Data has a story to tell--at least to those who know how to listen to it. However, data scientists who can connect the dots and bring forth insight from a mashup of unstructured and structured data are a rarity in today’s world. Many businesses are looking to supplement the capabilities of data science pros using the latest technologies available, such as analytics platforms empowered with artificial intelligence (AI) and machine learning.
One such business is Japanese aviation manufacturer AeroEdge, which was faced with critical engineering and manufacturing challenges that could only be addressed by garnering a better understanding of data. The Ashikaga Tochigi, Japan-based company was founded in 2016 and is now poised to become a leader in the global aviation industry, thanks to improved data analytics.
“Analytics proves crucial to ensure every step of the manufacturing process is optimized,” said Shingo Yamamoto, CIO and Chief of IT Strategy at AeroEdge.
To address the challenges posed by a large volume of data in a highly critical production environment, AeroEdge turned to an Australian company called Yellowfin, which specializes in building analytics platforms, exemplified by the company’s Signals and Stories offerings.
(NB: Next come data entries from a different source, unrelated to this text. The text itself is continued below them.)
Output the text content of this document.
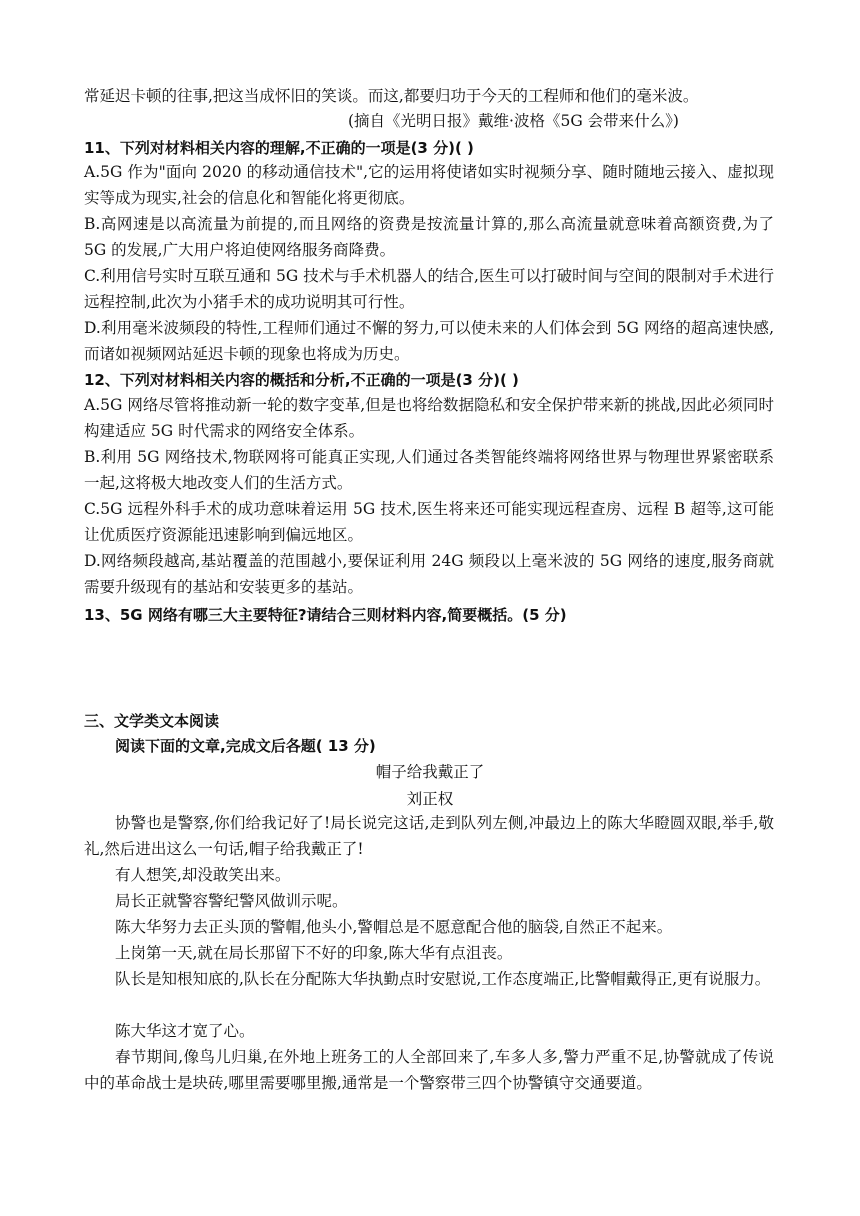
常延迟卡顿的往事,把这当成怀旧的笑谈。而这,都要归功于今天的工程师和他们的毫米波。
(摘自《光明日报》戴维·波格《5G 会带来什么》)
11、下列对材料相关内容的理解,不正确的一项是(3 分)( )
A.5G 作为"面向 2020 的移动通信技术",它的运用将使诸如实时视频分享、随时随地云接入、虚拟现实等成为现实,社会的信息化和智能化将更彻底。
B.高网速是以高流量为前提的,而且网络的资费是按流量计算的,那么高流量就意味着高额资费,为了 5G 的发展,广大用户将迫使网络服务商降费。
C.利用信号实时互联互通和 5G 技术与手术机器人的结合,医生可以打破时间与空间的限制对手术进行远程控制,此次为小猪手术的成功说明其可行性。
D.利用毫米波频段的特性,工程师们通过不懈的努力,可以使未来的人们体会到 5G 网络的超高速快感,而诸如视频网站延迟卡顿的现象也将成为历史。
12、下列对材料相关内容的概括和分析,不正确的一项是(3 分)( )
A.5G 网络尽管将推动新一轮的数字变革,但是也将给数据隐私和安全保护带来新的挑战,因此必须同时构建适应 5G 时代需求的网络安全体系。
B.利用 5G 网络技术,物联网将可能真正实现,人们通过各类智能终端将网络世界与物理世界紧密联系一起,这将极大地改变人们的生活方式。
C.5G 远程外科手术的成功意味着运用 5G 技术,医生将来还可能实现远程查房、远程 B 超等,这可能让优质医疗资源能迅速影响到偏远地区。
D.网络频段越高,基站覆盖的范围越小,要保证利用 24G 频段以上毫米波的 5G 网络的速度,服务商就需要升级现有的基站和安装更多的基站。
13、5G 网络有哪三大主要特征?请结合三则材料内容,简要概括。(5 分)
三、文学类文本阅读
阅读下面的文章,完成文后各题( 13 分)
帽子给我戴正了
刘正权
协警也是警察,你们给我记好了!局长说完这话,走到队列左侧,冲最边上的陈大华瞪圆双眼,举手,敬礼,然后进出这么一句话,帽子给我戴正了!
有人想笑,却没敢笑出来。
局长正就警容警纪警风做训示呢。
陈大华努力去正头顶的警帽,他头小,警帽总是不愿意配合他的脑袋,自然正不起来。
上岗第一天,就在局长那留下不好的印象,陈大华有点沮丧。
队长是知根知底的,队长在分配陈大华执勤点时安慰说,工作态度端正,比警帽戴得正,更有说服力。
陈大华这才宽了心。
春节期间,像鸟儿归巢,在外地上班务工的人全部回来了,车多人多,警力严重不足,协警就成了传说中的革命战士是块砖,哪里需要哪里搬,通常是一个警察带三四个协警镇守交通要道。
Turbine Blades Made with Titanium-Aluminum Alloy
AeroEdge is one of only two manufacturers in the world producing low-pressure turbine blades, which are made from a titanium-aluminum alloy. The turbine blades are destined for next-generation LEAP jet engines and must meet exacting standards, in which there is no room for error. The precision of each blade is measured to within thousandths of a millimeter. These are exacting standards that are dictated by extensive regulations. The challenge for AeroEdge was one of maintaining those standards while also scaling to mass production volumes.
“With Yellowfin implemented, our operators now have an increased cost awareness, and we have improved our business profitability, so everything has been moving in a great direction,” Yamamoto said. AeroEdge uses Yellowfin analytics to identify patterns that lead to manufacturing issues and address them 80% faster, which in turn reduces production time.
“Yellowfin has played a significant role in enabling AeroEdge to meet the demand of their sizeable new contract with a French aviation engine manufacturer,” said Yugo Hayashi, Managing Director of East Asia at Yellowfin. “Yellowfin’s augmented analytics capabilities are changing the BI market and empowering organizations to make the most of their huge volumes of data. They are now being notified of patterns in their data that they could have never uncovered with manpower alone.”
While Yellowfin’s technology plays into the success of AeroEdge, other businesses can learn from that success and begin to focus on more critical elements to help the bottom line. The key here is to use technology that can provide meaningful analysis at the speed of business. For example, AeroEdge is looking to build on its data analytics success.
AeroEdge Now a Fully Data-Driven Business
“AeroEdge is now a fully data-driven manufacturing business with a strong and healthy data culture among all its employees and is now exploring predictive analysis,” Hayashi said.
The company is now able to analyze huge amounts of data from operators, equipment, measurement points and arrival dates of materials in real time; it also automatically generates a list of incompatible items in the Aeroedge production workflow.
Yuta Uchiyama, manager of the IT Strategy Department at AeroEdge, added: “We are now considering using data-driven analytics to help us predict incompatibility.“ AeroEdge is looking to make the most of their huge volumes of data, aiming to automatically identify patterns in the data that they could have never uncovered with manpower alone.
“The core material is titanium aluminum. However, a slight variation in the content of aluminum and oxygen changes the processing performance. So we are exploring ways to reduce the incompatibility ratio in the future. If analytics, such as YellowFin Signals helps to analyze these incompatibility issues, I believe it will lead to further reduction of the manufacturing processing time and improve the product quality,” Uchiyama said.